I am not quite happy with this function. It is inelegant and certainly not tail-recursive. Nevertheless, it gets the job done. Let’s see how well.

The University of Warwick hosts datasets for the purpose of benchmarking automatic Sudoku solvers. Trying out their top95 data set of 95 hard Sudoku puzzles, my program yields an average response time of about 51 seconds with the median at 5 seconds and the maximum at friggin’ 15 minutes! It is faster than pen-and-paper approaches but it’s far from competitive. It is something of a consolation that all hard Sudokus were solved.

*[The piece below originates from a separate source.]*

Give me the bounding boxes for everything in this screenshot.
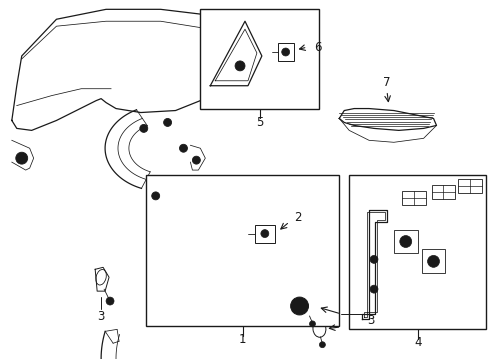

Thus, the program works correctly, if sluggishly.

To improve the efficiency I could:

• replace the list-based representation of the board with a two-dimensional array for  faster access to cells, rows, and columns,
• adopt more effective pruning methods (e.g., if two cells on the same row/column have the same two candidates, those candidates can be eliminated from the rest of the neighborhood),
• parallellize the computation, and
• rewrite the iteration to a loop or a proper tail-recursive function.

And so, solving the initial problem of finding a general solution for Sudoku puzzles transforms into a new problem of finding a more efficient general solution. Sigh.

The source code (slightly refactored) can be found on GitHub.